DH and BIL were raised very punitively. His parents had NO other tools in their "parenting tool box" besides spanking...At the time Dobson (who they were big fans of) was even against Time-out and my FIL still thinks time out is a bunch of malarky (which isn't a point but just to drive home: it was spanking spanking spanking). And the were spanked up into their teens. :sick Yesterday they both shared things that I have never heard DH go indepth about. And to hear him thank me for, "gently, quietly, kindly sharing your heart and what God has been showing you about discpline.":heart:happytears I saw yesterday how passionate DH is about GBD about raising our children with grace.:rockon

About 2 hours into the conversation BIL said "I just remember being so afraid of Daddy, and I've always told myself that I NEVER wanted my kids to be afraid of me."

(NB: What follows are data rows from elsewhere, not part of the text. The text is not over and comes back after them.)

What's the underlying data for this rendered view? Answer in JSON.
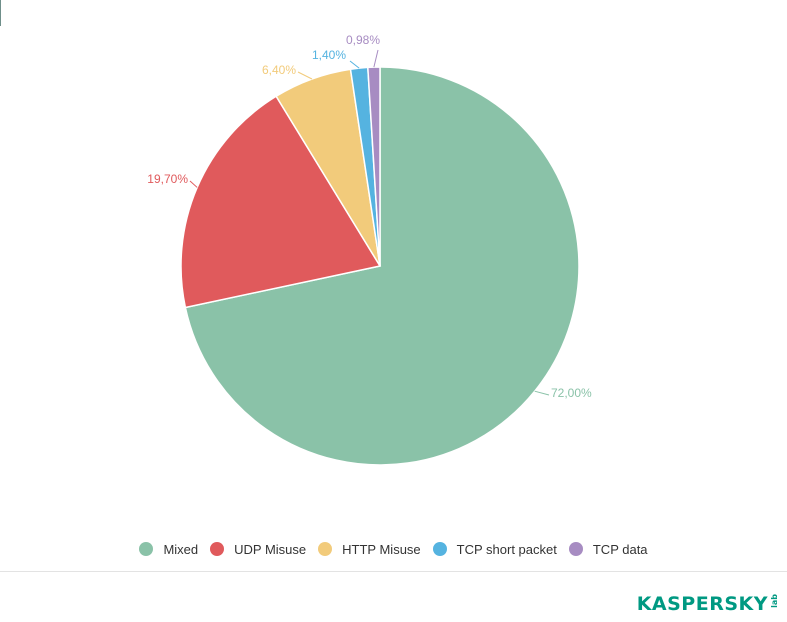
{
  "chart_data": {
    "type": "pie",
    "title": "",
    "categories": [
      "Mixed",
      "UDP Misuse",
      "HTTP Misuse",
      "TCP short packet",
      "TCP data"
    ],
    "values": [
      72.0,
      19.7,
      6.4,
      1.4,
      0.98
    ],
    "value_labels": [
      "72,00%",
      "19,70%",
      "6,40%",
      "1,40%",
      "0,98%"
    ],
    "colors": [
      "#8ac2a8",
      "#e05a5c",
      "#f2cb7b",
      "#55b3e0",
      "#a78cc2"
    ],
    "legend_position": "bottom"
  },
  "legend": {
    "items": [
      {
        "label": "Mixed",
        "color": "#8ac2a8"
      },
      {
        "label": "UDP Misuse",
        "color": "#e05a5c"
      },
      {
        "label": "HTTP Misuse",
        "color": "#f2cb7b"
      },
      {
        "label": "TCP short packet",
        "color": "#55b3e0"
      },
      {
        "label": "TCP data",
        "color": "#a78cc2"
      }
    ]
  },
  "brand": {
    "wordmark": "KASPERSKY",
    "sub": "lab",
    "color": "#009982"
  }
}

I wish I could explain every thing that went on in that conversation- but this is a public board- and really the details aren't important...The theme of the conversation was just amazing to discuss. To FINALLY talk to some one in DH's family and hear them share how they really felt about the way they were parented and hear that they are hoping to do things differently as well.

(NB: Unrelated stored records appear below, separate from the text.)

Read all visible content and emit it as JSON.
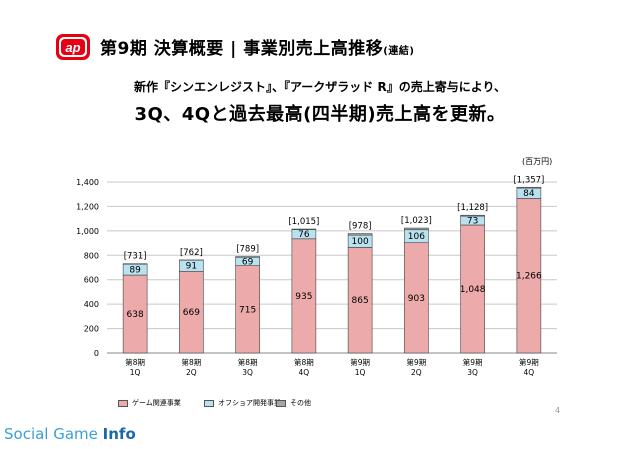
{
  "header": {
    "logo_text": "ap",
    "title": "第9期 決算概要 | 事業別売上高推移",
    "title_suffix": "(連結)",
    "subtitle_line1": "新作『シンエンレジスト』、『アークザラッド R』の売上寄与により、",
    "subtitle_line2": "3Q、4Qと過去最高(四半期)売上高を更新。"
  },
  "chart_data": {
    "type": "bar",
    "stacked": true,
    "unit_label": "(百万円)",
    "categories": [
      [
        "第8期",
        "1Q"
      ],
      [
        "第8期",
        "2Q"
      ],
      [
        "第8期",
        "3Q"
      ],
      [
        "第8期",
        "4Q"
      ],
      [
        "第9期",
        "1Q"
      ],
      [
        "第9期",
        "2Q"
      ],
      [
        "第9期",
        "3Q"
      ],
      [
        "第9期",
        "4Q"
      ]
    ],
    "series": [
      {
        "name": "ゲーム関連事業",
        "color": "#ecaaaa",
        "values": [
          638,
          669,
          715,
          935,
          865,
          903,
          1048,
          1266
        ],
        "labels": [
          "638",
          "669",
          "715",
          "935",
          "865",
          "903",
          "1,048",
          "1,266"
        ]
      },
      {
        "name": "オフショア開発事業",
        "color": "#b8e2ef",
        "values": [
          89,
          91,
          69,
          76,
          100,
          106,
          73,
          84
        ],
        "labels": [
          "89",
          "91",
          "69",
          "76",
          "100",
          "106",
          "73",
          "84"
        ]
      },
      {
        "name": "その他",
        "color": "#a6a6a6",
        "values": [
          4,
          2,
          5,
          4,
          13,
          14,
          7,
          7
        ],
        "labels": []
      }
    ],
    "totals": [
      "[731]",
      "[762]",
      "[789]",
      "[1,015]",
      "[978]",
      "[1,023]",
      "[1,128]",
      "[1,357]"
    ],
    "y_ticks": [
      "0",
      "200",
      "400",
      "600",
      "800",
      "1,000",
      "1,200",
      "1,400"
    ],
    "ylim": [
      0,
      1400
    ],
    "grid": true,
    "legend_position": "bottom"
  },
  "footer": {
    "page_number": "4",
    "watermark_part1": "Social Game ",
    "watermark_part2": "Info"
  }
}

Also BIL commented on how "good" dd1 was. I said "she's not good, she's human" and laughed "she's only 2, just wait till she's 3 you might have a different opinion...for a while." :O I also added that tanrums are developmentally normal and not a big deal, we want her to learn better ways to get her feelings out but when you're little it takes practice to learn that (ugh it takes practice as a grown up :bag).
But the fact that he could see that we were doing things in such a way that she doens't HAVE to tantrum about things (though to be fair she's not prone very prone to tantrums tempermentally never has been...dd2 on the other hand started them at 4mos:shifty).
Just sharing that becuase he was seeing and validating (and said as much) that spanking isn't be all end all and he saw PLENTY of GOYB with no hitting this weekend which he also commented on. :rockon


I don't know if this post is making a ton of sense (slliiiightly sleep deprived thank you teething baby). It was just such a great conversation and I'm so encouraged. God is working in our family...And healing.:heart
:praise.

tigerlily
02-15-2010, 08:26 AM
:happytears so encouraging. Since my brothers are "seasoned" parents or at about the same place as I am, I doubt I would ever get to have such a conversation. It's great to see others able to take the opportunity and to take advantage of it (in a good way;)).

Charity
02-15-2010, 12:56 PM
How encouraging! I'm the only one in my family with a child (and will be for awhile) but I'm really interested to see how my siblings parent their children. We were parenting with a lot of spankings Dobson-style but nobody has spoken out against the way my parents treated us, except for me. That is awesome that your BIL is able to see a different way to parent and also find some healing for himself at the same time. Praise God for opening up that communication between you, DH and BIL.

Jeanette598
02-15-2010, 01:51 PM
That is awesome! Praise the Lord for that kind of open conversation and breakthrough. :happytears:heart

Two Little Birds
02-16-2010, 11:22 AM
That is beautiful! This really touched my heart this morning. Thank you for sharing!